Japanese coastguard has rescued one person from a cargo ship thought to have sunk during a typhoon with more than 40 crew and 6,000 cattle on board.

According to the Japanese coastguard, the man rescued is one of the Filipino crew, who said the ship’s engine failed before it capsized after being hit by a wave.

Eduardo Sareno, the vessel’s 45-year-old chief officer, said the crew had been instructed to put on lifejackets and that he jumped into the water.




He said he did not see any other crew members before he was rescued.

The Gulf Livestock 1 left New Zealand on 14 August headed for China, with the journey expected to take 17 days, New Zealand’s foreign ministry said.

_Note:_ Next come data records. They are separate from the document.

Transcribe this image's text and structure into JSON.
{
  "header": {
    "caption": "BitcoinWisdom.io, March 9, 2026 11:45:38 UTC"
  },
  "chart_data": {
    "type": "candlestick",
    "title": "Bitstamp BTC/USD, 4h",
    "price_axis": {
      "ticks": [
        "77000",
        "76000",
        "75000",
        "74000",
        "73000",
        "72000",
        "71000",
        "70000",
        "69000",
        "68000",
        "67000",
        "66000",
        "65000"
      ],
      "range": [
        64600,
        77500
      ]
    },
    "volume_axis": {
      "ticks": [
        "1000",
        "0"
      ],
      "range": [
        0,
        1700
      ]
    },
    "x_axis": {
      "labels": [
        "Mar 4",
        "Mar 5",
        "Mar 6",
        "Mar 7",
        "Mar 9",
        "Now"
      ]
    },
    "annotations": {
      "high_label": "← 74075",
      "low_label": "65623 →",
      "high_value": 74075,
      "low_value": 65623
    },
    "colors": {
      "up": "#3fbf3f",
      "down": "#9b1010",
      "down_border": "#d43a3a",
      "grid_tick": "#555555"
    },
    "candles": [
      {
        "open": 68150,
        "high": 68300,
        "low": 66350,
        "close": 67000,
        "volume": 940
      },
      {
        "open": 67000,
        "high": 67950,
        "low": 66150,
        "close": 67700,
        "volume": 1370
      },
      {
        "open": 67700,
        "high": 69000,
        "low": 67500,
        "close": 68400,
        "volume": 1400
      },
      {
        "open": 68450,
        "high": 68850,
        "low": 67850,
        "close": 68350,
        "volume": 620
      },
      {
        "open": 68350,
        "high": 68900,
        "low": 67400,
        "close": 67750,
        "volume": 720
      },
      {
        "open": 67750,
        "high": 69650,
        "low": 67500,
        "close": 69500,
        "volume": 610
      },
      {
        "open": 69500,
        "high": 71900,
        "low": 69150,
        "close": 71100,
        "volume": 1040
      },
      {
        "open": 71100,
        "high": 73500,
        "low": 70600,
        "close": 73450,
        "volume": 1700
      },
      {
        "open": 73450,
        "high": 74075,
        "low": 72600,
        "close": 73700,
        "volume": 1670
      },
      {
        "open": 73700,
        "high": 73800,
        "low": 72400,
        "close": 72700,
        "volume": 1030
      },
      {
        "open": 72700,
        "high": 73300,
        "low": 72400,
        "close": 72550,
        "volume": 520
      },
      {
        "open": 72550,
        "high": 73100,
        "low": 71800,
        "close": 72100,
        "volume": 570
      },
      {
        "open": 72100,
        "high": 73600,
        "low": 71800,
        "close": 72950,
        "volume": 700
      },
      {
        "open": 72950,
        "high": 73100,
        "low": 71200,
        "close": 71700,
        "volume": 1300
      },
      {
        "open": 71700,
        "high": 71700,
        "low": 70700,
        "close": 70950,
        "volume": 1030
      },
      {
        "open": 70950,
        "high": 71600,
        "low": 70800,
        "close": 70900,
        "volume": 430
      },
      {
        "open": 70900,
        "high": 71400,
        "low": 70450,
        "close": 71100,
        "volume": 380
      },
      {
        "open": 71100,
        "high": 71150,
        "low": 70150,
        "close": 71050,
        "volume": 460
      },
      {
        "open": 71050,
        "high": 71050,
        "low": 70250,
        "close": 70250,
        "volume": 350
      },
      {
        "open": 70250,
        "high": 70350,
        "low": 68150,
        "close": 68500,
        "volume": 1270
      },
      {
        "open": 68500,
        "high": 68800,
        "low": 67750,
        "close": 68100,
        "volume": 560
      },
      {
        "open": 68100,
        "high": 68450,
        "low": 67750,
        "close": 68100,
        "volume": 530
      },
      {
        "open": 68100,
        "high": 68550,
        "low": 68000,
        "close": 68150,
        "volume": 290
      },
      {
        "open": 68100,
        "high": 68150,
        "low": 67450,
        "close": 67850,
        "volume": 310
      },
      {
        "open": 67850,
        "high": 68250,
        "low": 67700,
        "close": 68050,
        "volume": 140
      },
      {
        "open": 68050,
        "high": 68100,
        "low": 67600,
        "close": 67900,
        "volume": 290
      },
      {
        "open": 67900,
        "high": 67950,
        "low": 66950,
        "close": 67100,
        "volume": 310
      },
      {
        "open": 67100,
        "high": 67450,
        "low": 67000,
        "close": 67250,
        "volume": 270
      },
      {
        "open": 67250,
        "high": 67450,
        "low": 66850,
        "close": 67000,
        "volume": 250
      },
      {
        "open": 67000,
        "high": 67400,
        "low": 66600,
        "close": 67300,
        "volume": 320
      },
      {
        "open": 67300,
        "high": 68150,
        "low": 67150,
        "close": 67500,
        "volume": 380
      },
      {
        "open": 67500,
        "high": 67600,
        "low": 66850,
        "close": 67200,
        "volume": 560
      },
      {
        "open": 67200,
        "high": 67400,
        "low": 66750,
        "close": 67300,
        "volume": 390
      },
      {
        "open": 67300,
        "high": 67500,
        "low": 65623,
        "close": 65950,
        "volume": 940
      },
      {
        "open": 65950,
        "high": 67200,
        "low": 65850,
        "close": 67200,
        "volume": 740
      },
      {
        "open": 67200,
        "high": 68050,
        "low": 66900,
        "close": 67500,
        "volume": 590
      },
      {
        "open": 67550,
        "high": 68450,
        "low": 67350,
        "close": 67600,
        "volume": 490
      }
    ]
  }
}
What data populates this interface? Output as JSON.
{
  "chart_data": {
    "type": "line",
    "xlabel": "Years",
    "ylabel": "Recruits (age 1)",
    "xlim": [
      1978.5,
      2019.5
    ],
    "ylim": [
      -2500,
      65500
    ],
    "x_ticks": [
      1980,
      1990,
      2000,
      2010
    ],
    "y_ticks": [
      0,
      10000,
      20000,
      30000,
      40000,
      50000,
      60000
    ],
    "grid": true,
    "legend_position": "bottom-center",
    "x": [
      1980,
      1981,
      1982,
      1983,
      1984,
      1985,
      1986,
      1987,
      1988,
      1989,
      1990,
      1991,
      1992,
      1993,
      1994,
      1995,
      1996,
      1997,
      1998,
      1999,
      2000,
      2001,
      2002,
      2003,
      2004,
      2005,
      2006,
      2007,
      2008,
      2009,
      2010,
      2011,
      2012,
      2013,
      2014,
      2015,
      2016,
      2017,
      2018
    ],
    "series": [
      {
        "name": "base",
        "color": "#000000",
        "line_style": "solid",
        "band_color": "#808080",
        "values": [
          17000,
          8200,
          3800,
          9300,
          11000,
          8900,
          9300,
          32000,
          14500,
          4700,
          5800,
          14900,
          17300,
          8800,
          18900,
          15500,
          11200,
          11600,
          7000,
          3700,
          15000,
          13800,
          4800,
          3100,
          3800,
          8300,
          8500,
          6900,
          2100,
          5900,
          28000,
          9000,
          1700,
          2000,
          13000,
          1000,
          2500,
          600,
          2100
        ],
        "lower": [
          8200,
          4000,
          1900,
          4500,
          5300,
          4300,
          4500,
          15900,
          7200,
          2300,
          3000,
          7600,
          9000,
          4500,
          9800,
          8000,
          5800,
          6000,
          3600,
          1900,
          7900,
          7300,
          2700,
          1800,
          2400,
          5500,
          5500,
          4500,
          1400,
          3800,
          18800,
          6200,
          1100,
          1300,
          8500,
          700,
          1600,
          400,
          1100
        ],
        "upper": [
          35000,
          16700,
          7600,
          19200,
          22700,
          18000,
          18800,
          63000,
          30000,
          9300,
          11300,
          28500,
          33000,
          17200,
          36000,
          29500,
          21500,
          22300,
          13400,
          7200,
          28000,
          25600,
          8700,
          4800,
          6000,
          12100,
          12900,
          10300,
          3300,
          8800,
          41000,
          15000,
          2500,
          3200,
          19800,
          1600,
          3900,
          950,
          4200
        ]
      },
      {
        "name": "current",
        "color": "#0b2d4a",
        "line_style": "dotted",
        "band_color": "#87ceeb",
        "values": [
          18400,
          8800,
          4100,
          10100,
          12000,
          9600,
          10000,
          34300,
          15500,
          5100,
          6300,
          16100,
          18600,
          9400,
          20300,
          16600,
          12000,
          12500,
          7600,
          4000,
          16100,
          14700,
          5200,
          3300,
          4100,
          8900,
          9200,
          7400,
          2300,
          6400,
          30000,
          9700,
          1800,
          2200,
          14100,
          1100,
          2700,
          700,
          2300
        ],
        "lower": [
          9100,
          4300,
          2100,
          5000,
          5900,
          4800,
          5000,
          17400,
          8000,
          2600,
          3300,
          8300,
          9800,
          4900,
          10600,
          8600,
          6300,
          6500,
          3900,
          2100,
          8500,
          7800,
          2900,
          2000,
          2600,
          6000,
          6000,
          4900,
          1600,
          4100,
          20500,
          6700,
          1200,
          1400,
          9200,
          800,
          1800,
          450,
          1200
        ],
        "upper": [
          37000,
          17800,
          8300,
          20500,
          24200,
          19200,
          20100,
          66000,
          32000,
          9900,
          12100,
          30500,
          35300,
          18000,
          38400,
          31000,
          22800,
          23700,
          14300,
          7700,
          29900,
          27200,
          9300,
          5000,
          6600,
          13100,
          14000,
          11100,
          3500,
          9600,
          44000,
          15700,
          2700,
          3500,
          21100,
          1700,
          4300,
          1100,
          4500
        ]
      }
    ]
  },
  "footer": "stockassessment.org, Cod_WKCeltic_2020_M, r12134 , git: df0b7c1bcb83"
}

On Wednesday night, the ship sent a distress call from waters to the west of Amami Oshima island in south-western Japan after being caught up in Typhoon Maysak.



The search for the rest of the crew and ship continues but has so far failed to find any more survivors.

The crew of the freighter includes 39 seamen from the Philippines, two from New Zealand and two from Australia.

The Gulf Livestock 1 is a 139m (450ft), Panamanian-flagged cargo vessel built in 2002.

Strong winds and torrential rains from the typhoon battering the region are hampering the search effort.

Typhoon Maysak made landfall early on Thursday in the South Korean port city of Busan, packing winds of 140kmh. At least two people are reported to have been killed in the city. One was a woman whose apartment window was shattered by the force of the wind. Another man in Busan was believed to have fallen to his death from the roof of his house.

More than 2,200 people have been evacuated to shelters and about 120,000 homes were left without power in the affected region. Wind and rain have flooded Busan’s streets.

Flights have been cancelled and ferries suspended. Maysak is one of the strongest storms to hit the region in years. It is moving north and made a second landfall at Kimchaek in North Korea, before weakening as it tracked into north-east China.